As I mentioned before, I took my second Leyburn sock-in-progress to an all-day training session and came home with a finished sock.
Many thanks must be sent in the direction of my friend Heather, first for being a wonderful friend for many years, second for allowing me to nibble (gently) on her little boy, previously pictured on the blog, and third for using her professional photography training to help me get photos of these socks. Now if I could only enlist her help for all future finished objects.
This pattern was wonderful to knit. I know many people prefer either toe-up or top-down; I don’t really have a preference, but enjoy doing both, actually. These are toe-up, and it’d been a while since I’d knit sock from the toe up, so this was a good change of pace. The pattern is written in an easy-to-understand way, and the quilted stitch pattern is easy to memorize and works up very quickly.
I didn’t really do too many modifications, but one of the things I did do was bind off the top of the socks with a tubular bind-off. This was the first time I’ve really cast off with this technique, and I did this on a plane for the first sock. It’s an easy cast-off method, creating a really stretchy edge, which is always a good thing when it comes to socks.

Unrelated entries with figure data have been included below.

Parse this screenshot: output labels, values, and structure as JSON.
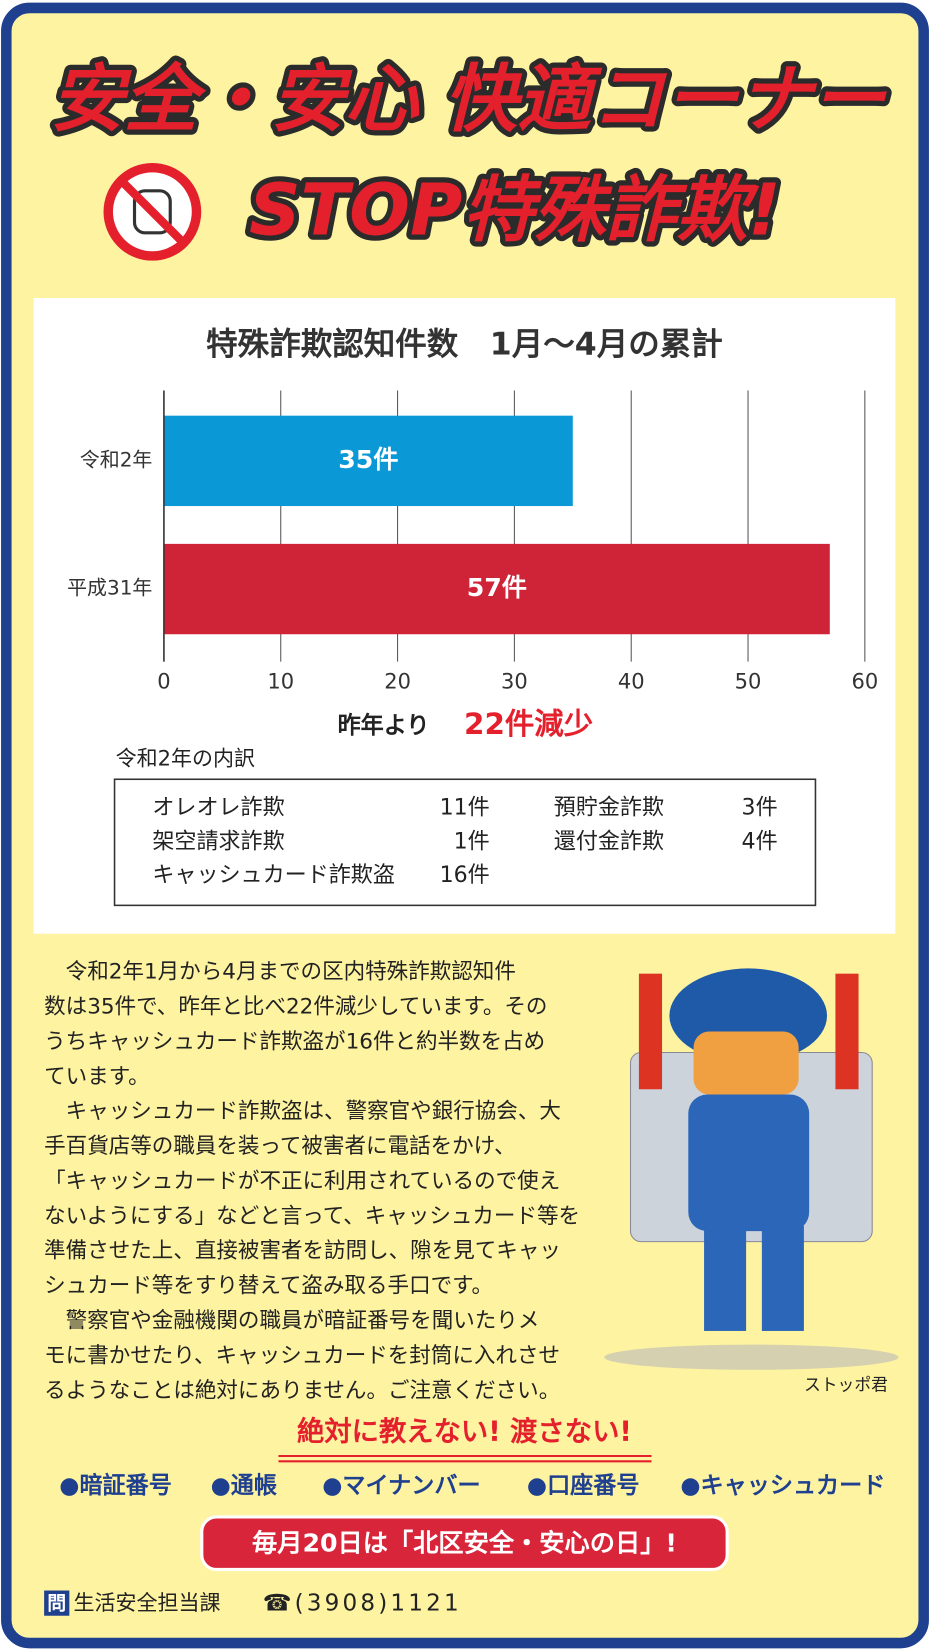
{
  "header": {
    "title": "安全・安心 快適コーナー",
    "subtitle": "STOP特殊詐欺!"
  },
  "chart_data": {
    "type": "bar",
    "orientation": "horizontal",
    "title": "特殊詐欺認知件数　1月～4月の累計",
    "categories": [
      "令和2年",
      "平成31年"
    ],
    "values": [
      35,
      57
    ],
    "value_labels": [
      "35件",
      "57件"
    ],
    "colors": [
      "#0a98d6",
      "#cf2438"
    ],
    "xlim": [
      0,
      60
    ],
    "xticks": [
      0,
      10,
      20,
      30,
      40,
      50,
      60
    ],
    "grid": true
  },
  "comparison": {
    "label": "昨年より",
    "value": "22件減少"
  },
  "breakdown": {
    "title": "令和2年の内訳",
    "items": [
      {
        "name": "オレオレ詐欺",
        "count": "11件"
      },
      {
        "name": "預貯金詐欺",
        "count": "3件"
      },
      {
        "name": "架空請求詐欺",
        "count": "1件"
      },
      {
        "name": "還付金詐欺",
        "count": "4件"
      },
      {
        "name": "キャッシュカード詐欺盗",
        "count": "16件"
      }
    ]
  },
  "body": {
    "lines": [
      "　令和2年1月から4月までの区内特殊詐欺認知件",
      "数は35件で、昨年と比べ22件減少しています。その",
      "うちキャッシュカード詐欺盗が16件と約半数を占め",
      "ています。",
      "　キャッシュカード詐欺盗は、警察官や銀行協会、大",
      "手百貨店等の職員を装って被害者に電話をかけ、",
      "「キャッシュカードが不正に利用されているので使え",
      "ないようにする」などと言って、キャッシュカード等を",
      "準備させた上、直接被害者を訪問し、隙を見てキャッ",
      "シュカード等をすり替えて盗み取る手口です。",
      "　警察官や金融機関の職員が暗証番号を聞いたりメ",
      "モに書かせたり、キャッシュカードを封筒に入れさせ",
      "るようなことは絶対にありません。ご注意ください。"
    ]
  },
  "character_caption": "ストッポ君",
  "warning": "絶対に教えない! 渡さない!",
  "items": [
    "●暗証番号",
    "●通帳",
    "●マイナンバー",
    "●口座番号",
    "●キャッシュカード"
  ],
  "banner": "毎月20日は「北区安全・安心の日」!",
  "contact": {
    "icon": "問",
    "department": "生活安全担当課",
    "phone": "☎(3908)1121"
  }
}
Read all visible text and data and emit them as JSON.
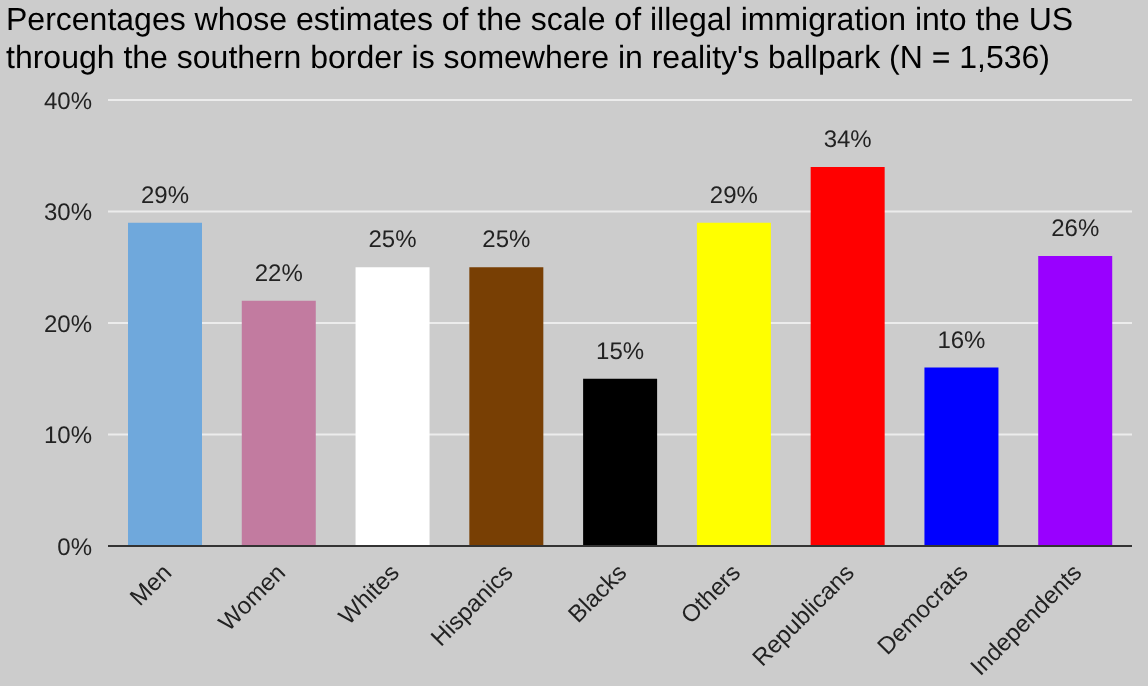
{
  "chart_data": {
    "type": "bar",
    "title": "Percentages whose estimates of the scale of illegal immigration into the US through the southern border is somewhere in reality's ballpark (N = 1,536)",
    "categories": [
      "Men",
      "Women",
      "Whites",
      "Hispanics",
      "Blacks",
      "Others",
      "Republicans",
      "Democrats",
      "Independents"
    ],
    "values": [
      29,
      22,
      25,
      25,
      15,
      29,
      34,
      16,
      26
    ],
    "colors": [
      "#6fa8dc",
      "#c27ba0",
      "#ffffff",
      "#783f04",
      "#000000",
      "#ffff00",
      "#ff0000",
      "#0000ff",
      "#9900ff"
    ],
    "value_labels": [
      "29%",
      "22%",
      "25%",
      "25%",
      "15%",
      "29%",
      "34%",
      "16%",
      "26%"
    ],
    "ylim": [
      0,
      40
    ],
    "yticks": [
      {
        "value": 0,
        "label": "0%"
      },
      {
        "value": 10,
        "label": "10%"
      },
      {
        "value": 20,
        "label": "20%"
      },
      {
        "value": 30,
        "label": "30%"
      },
      {
        "value": 40,
        "label": "40%"
      }
    ],
    "grid": "y"
  }
}
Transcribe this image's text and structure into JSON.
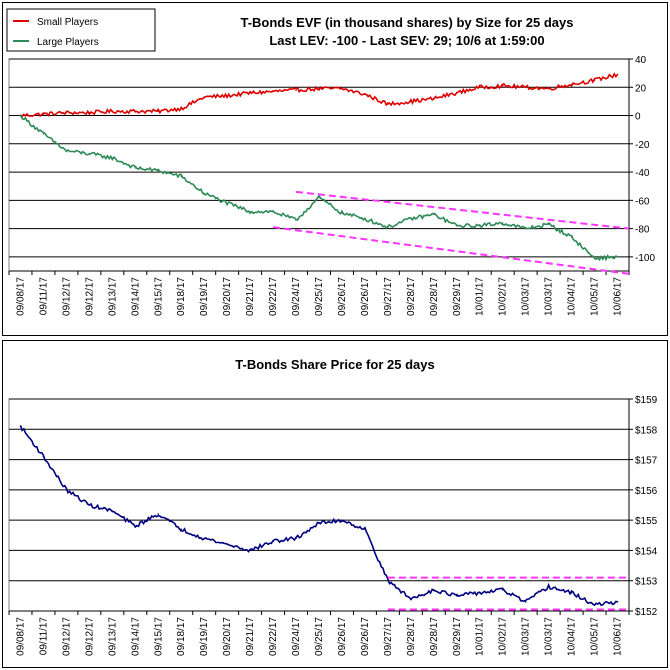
{
  "chart_data": [
    {
      "type": "line",
      "title": "T-Bonds EVF (in thousand shares) by Size for 25 days",
      "subtitle": "Last LEV: -100 - Last SEV: 29; 10/6 at 1:59:00",
      "xlabel": "",
      "ylabel": "",
      "categories": [
        "09/08/17",
        "09/11/17",
        "09/12/17",
        "09/12/17",
        "09/13/17",
        "09/14/17",
        "09/15/17",
        "09/18/17",
        "09/19/17",
        "09/20/17",
        "09/21/17",
        "09/22/17",
        "09/24/17",
        "09/25/17",
        "09/26/17",
        "09/26/17",
        "09/27/17",
        "09/28/17",
        "09/28/17",
        "09/29/17",
        "10/01/17",
        "10/02/17",
        "10/03/17",
        "10/03/17",
        "10/04/17",
        "10/05/17",
        "10/06/17"
      ],
      "ylim": [
        -110,
        40
      ],
      "y_ticks": [
        "-100",
        "-80",
        "-60",
        "-40",
        "-20",
        "0",
        "20",
        "40"
      ],
      "y_axis_side": "right",
      "grid": true,
      "legend_position": "top-left",
      "series": [
        {
          "name": "Small Players",
          "color": "#dd0000",
          "values": [
            0,
            1,
            2,
            2,
            3,
            3,
            3,
            5,
            13,
            14,
            16,
            17,
            18,
            19,
            19,
            15,
            8,
            10,
            12,
            16,
            20,
            21,
            20,
            19,
            22,
            25,
            29
          ]
        },
        {
          "name": "Large Players",
          "color": "#2e8b57",
          "values": [
            0,
            -13,
            -25,
            -27,
            -30,
            -37,
            -39,
            -43,
            -55,
            -62,
            -68,
            -68,
            -74,
            -58,
            -69,
            -73,
            -79,
            -73,
            -70,
            -78,
            -78,
            -76,
            -80,
            -77,
            -86,
            -101,
            -100
          ]
        }
      ],
      "trendlines": [
        {
          "color": "#ff33ff",
          "from": [
            "09/24/17",
            -54
          ],
          "to": [
            "10/06/17",
            -80
          ]
        },
        {
          "color": "#ff33ff",
          "from": [
            "09/22/17",
            -79
          ],
          "to": [
            "10/06/17",
            -112
          ]
        }
      ]
    },
    {
      "type": "line",
      "title": "T-Bonds Share Price for 25 days",
      "xlabel": "",
      "ylabel": "",
      "categories": [
        "09/08/17",
        "09/11/17",
        "09/12/17",
        "09/12/17",
        "09/13/17",
        "09/14/17",
        "09/15/17",
        "09/18/17",
        "09/19/17",
        "09/20/17",
        "09/21/17",
        "09/22/17",
        "09/24/17",
        "09/25/17",
        "09/26/17",
        "09/26/17",
        "09/27/17",
        "09/28/17",
        "09/28/17",
        "09/29/17",
        "10/01/17",
        "10/02/17",
        "10/03/17",
        "10/03/17",
        "10/04/17",
        "10/05/17",
        "10/06/17"
      ],
      "ylim": [
        152,
        159
      ],
      "y_ticks": [
        "$152",
        "$153",
        "$154",
        "$155",
        "$156",
        "$157",
        "$158",
        "$159"
      ],
      "y_axis_side": "right",
      "grid": true,
      "series": [
        {
          "color": "#000080",
          "values": [
            158.1,
            157.1,
            156.0,
            155.5,
            155.3,
            154.8,
            155.2,
            154.7,
            154.4,
            154.2,
            154.0,
            154.3,
            154.4,
            154.9,
            155.0,
            154.7,
            153.0,
            152.4,
            152.7,
            152.5,
            152.6,
            152.7,
            152.3,
            152.8,
            152.6,
            152.2,
            152.3
          ]
        }
      ],
      "trendlines": [
        {
          "color": "#ff33ff",
          "from": [
            "09/27/17",
            153.1
          ],
          "to": [
            "10/06/17",
            153.1
          ]
        },
        {
          "color": "#ff33ff",
          "from": [
            "09/27/17",
            152.05
          ],
          "to": [
            "10/06/17",
            152.05
          ]
        }
      ]
    }
  ]
}
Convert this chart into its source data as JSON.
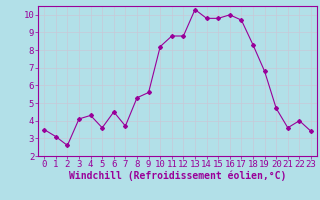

I plan on doing a tutorial on tubular bind-offs in tomorrow’s post.
I used some Colinette Jitterbug in the “Salty Dog” colorway. I’ve noticed that Jitterbug is now about 350 yards in a skein, but they used to be 320 yards. You can totally make an average pair of socks with one skein of the 320-yard Jitterbug—I did it, and I have size 11 feet. It’s just helpful to wind them into two balls before you start, so you’re sure to have enough yarn for both socks.
Now to just finish up my mom’s cardigan by the 15th and I’ll be “on schedule”! I’ve joined the arms and am working on the raglan decreases, so I think I can do this.